September 1 sounds like fall, even if it's not, really. Even if it's 90 degrees most days this week, the days are shorter, the nights longer, foliage a bit duller and more colorful.
I welcome fall, as I welcome most every change of season. How dull it would be to live in the tropics or in the Arctic, where seasons might loosen their grip but never change.
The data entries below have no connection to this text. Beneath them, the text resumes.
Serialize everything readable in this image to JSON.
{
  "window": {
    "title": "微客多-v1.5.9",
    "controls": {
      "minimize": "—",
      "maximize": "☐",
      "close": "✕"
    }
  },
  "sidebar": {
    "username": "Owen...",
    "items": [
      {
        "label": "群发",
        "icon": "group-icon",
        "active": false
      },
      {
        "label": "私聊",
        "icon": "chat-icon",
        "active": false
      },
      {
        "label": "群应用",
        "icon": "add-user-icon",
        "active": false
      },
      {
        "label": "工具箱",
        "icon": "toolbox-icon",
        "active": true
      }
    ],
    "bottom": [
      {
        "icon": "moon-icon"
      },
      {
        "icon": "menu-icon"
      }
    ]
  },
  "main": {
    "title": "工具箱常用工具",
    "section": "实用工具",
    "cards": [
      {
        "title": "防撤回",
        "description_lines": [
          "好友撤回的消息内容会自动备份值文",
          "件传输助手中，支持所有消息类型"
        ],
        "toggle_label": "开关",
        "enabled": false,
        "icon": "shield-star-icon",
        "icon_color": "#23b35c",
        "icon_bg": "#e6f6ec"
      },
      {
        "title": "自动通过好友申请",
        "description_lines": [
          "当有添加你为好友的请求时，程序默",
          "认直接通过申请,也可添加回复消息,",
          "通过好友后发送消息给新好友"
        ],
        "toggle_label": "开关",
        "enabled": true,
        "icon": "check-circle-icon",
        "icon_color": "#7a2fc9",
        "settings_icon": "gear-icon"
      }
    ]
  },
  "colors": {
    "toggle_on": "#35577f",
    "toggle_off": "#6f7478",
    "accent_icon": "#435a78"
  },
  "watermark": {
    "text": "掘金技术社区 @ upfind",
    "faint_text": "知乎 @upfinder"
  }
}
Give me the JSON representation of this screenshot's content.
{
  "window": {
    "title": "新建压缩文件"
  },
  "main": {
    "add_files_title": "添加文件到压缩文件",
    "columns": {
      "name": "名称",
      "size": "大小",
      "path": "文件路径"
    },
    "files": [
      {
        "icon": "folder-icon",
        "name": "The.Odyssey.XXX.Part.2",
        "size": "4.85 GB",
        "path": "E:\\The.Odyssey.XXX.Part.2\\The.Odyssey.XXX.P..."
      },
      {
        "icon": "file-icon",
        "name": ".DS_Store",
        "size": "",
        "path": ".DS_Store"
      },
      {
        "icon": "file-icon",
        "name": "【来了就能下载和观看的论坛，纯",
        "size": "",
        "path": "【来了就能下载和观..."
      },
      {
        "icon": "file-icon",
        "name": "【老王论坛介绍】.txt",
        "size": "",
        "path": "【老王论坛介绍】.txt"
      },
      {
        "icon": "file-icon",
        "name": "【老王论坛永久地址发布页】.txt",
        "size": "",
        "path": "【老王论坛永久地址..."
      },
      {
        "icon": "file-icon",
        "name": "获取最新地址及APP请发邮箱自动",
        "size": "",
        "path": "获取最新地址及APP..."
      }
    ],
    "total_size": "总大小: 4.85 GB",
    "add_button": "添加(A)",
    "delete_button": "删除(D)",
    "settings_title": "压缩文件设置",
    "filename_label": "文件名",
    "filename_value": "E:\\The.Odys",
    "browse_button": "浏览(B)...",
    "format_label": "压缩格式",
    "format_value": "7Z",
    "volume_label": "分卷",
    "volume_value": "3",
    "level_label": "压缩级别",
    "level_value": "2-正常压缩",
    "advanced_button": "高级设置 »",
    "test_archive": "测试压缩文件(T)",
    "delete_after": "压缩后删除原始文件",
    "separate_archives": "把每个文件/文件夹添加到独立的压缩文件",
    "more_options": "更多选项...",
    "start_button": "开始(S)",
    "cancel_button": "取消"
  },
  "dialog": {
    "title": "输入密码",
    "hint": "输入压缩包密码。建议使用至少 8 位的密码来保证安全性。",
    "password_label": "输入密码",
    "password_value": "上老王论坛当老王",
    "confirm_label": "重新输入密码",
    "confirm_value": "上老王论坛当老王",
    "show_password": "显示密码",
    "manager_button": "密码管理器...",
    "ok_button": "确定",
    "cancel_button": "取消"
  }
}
I cannot remember noticing seasonal change when I was a child, except that I welcomed the arrival of summer with the end of school and dreaded the return of fall and start of school. Only in college, where I could not help but notice the burst of color on campus trees as the weather chilled and then the blossoming of the azaleas and dogwoods and cherry blossoms all around campus, did I really notice and appreciate the gift of seasonal changes. When I worked in Washington, D.C., the arrival of autumn meant the departure of tourists, the easing of traffic and the disappearance of the smog that could be so thick I could not see the Potomac River from my office window six blocks away.
When I bought my first house, the blossoming shrubs and trees in the yard gave me a greater appreciation of the property, and the cool breeze as I raked leaves made the autumn a sensory feast.
Now I welcome each seasonal change, knowing that my enjoyment of these changes is limited; I have seen more seasons change than I will see in the future. I hope my thankfulness for these changes has been sufficient and my appreciation matches the enjoyment I felt.